At a community meeting on Feb. 16 at Rock Spring Golf Club, residents were met with a “good news/bad news” presentation by township administrators. The good news: the 18-hole golf course is incredibly popular, with golfers playing 33,000 rounds on it last year. The bad news: debt service on the $12.2 million purchase alone wiped out any profit to the town. Add on various capital expenses, and the property is actually costing taxpayers $1.3 million a year to own and operate. Plus, the course needs more than $5 million in additional capital improvements.
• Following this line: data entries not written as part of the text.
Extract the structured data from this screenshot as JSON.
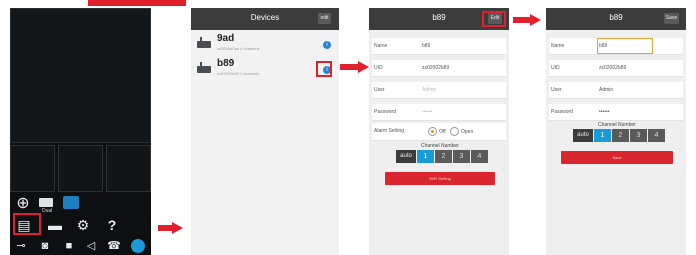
{
  "panel_devices": {
    "title": "Devices",
    "top_button": "edit",
    "devices": [
      {
        "name": "9ad",
        "subtitle": "ca3006d0ad 4 channels"
      },
      {
        "name": "b89",
        "subtitle": "zz02002b89 1 channels"
      }
    ]
  },
  "panel_edit": {
    "title": "b89",
    "top_button": "Edit",
    "fields": [
      {
        "label": "Name",
        "value": "b89",
        "placeholder": false
      },
      {
        "label": "UID",
        "value": "zz02002b89",
        "placeholder": false
      },
      {
        "label": "User",
        "value": "Admin",
        "placeholder": true
      },
      {
        "label": "Password",
        "value": "••••••",
        "placeholder": true
      }
    ],
    "alarm_label": "Alarm Setting",
    "alarm_off": "Off",
    "alarm_open": "Open",
    "channel_caption": "Channel Number",
    "channels": [
      "auto",
      "1",
      "2",
      "3",
      "4"
    ],
    "selected_channel": "1",
    "bottom_button": "WiFi Setting"
  },
  "panel_save": {
    "title": "b89",
    "top_button": "Save",
    "fields": [
      {
        "label": "Name",
        "value": "b89"
      },
      {
        "label": "UID",
        "value": "zz02002b89"
      },
      {
        "label": "User",
        "value": "Admin"
      },
      {
        "label": "Password",
        "value": "••••••"
      }
    ],
    "channel_caption": "Channel Number",
    "channels": [
      "auto",
      "1",
      "2",
      "3",
      "4"
    ],
    "selected_channel": "1",
    "bottom_button": "Save"
  },
  "live_view": {
    "toolbar_rows": [
      [
        "plus-circle-icon",
        "hdd-icon",
        "camera-tile-icon"
      ],
      [
        "list-icon",
        "folder-icon",
        "gear-icon",
        "help-icon"
      ],
      [
        "key-icon",
        "snapshot-icon",
        "record-icon",
        "speaker-icon",
        "call-icon",
        "ptz-icon"
      ]
    ],
    "hdd_label": "Dual",
    "help_glyph": "?"
  },
  "colors": {
    "accent_red": "#e0202a",
    "accent_blue": "#1b9ad8",
    "topbar": "#3c3c3c"
  }
}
The presentation made crystal clear the township can’t even consider breaking even without selling off some property.
Four non-contiguous parcels that hug the ridge or abut residences (in total about nine acres) were identified for potential development. Township Attorney Trenk indicated that 150 residential units can be located on those small parcels. In addition, there was talk about the poor condition of the clubhouse and how ill-suited it is for a public course. So it’s not a stretch to consider that with its spectacular view of New York City, the clubhouse area is the most coveted parcel by a developer and may also be in play.
My concerns about dense development in a residential neighborhood on the environmentally sensitive ridge is why I was so encouraged to hear that Essex County still has a very strong interest in acquiring the property. County Executive DiVincenzo’s public statements this week reaffirm his long-expressed desire to own and run Rock Spring as an 18-hole golf course and preserve the entire 138 acres as open space through Green Acres funding. In response to the County Executive, Mayor McCartney stated the property is not for sale, and “my goal is to continue to preserve Rock Spring as an 18-hole golf course.” What the mayor did not say is that she intends to keep all 138 acres of Rock Spring open space — because West Orange can’t afford to do so.
The county executive and the mayor are meeting on this issue at the end of March. I hope the two parties can come together and negotiate a deal that preserves all the land as open space and prevents any future development, while taking the financial burden off West Orange taxpayers and giving our residents a number of benefits — similar to a deal struck with the City of Orange that gave the County access to its reservoir and created a fabulous park and recreation area. It could be a win-win for all concerned!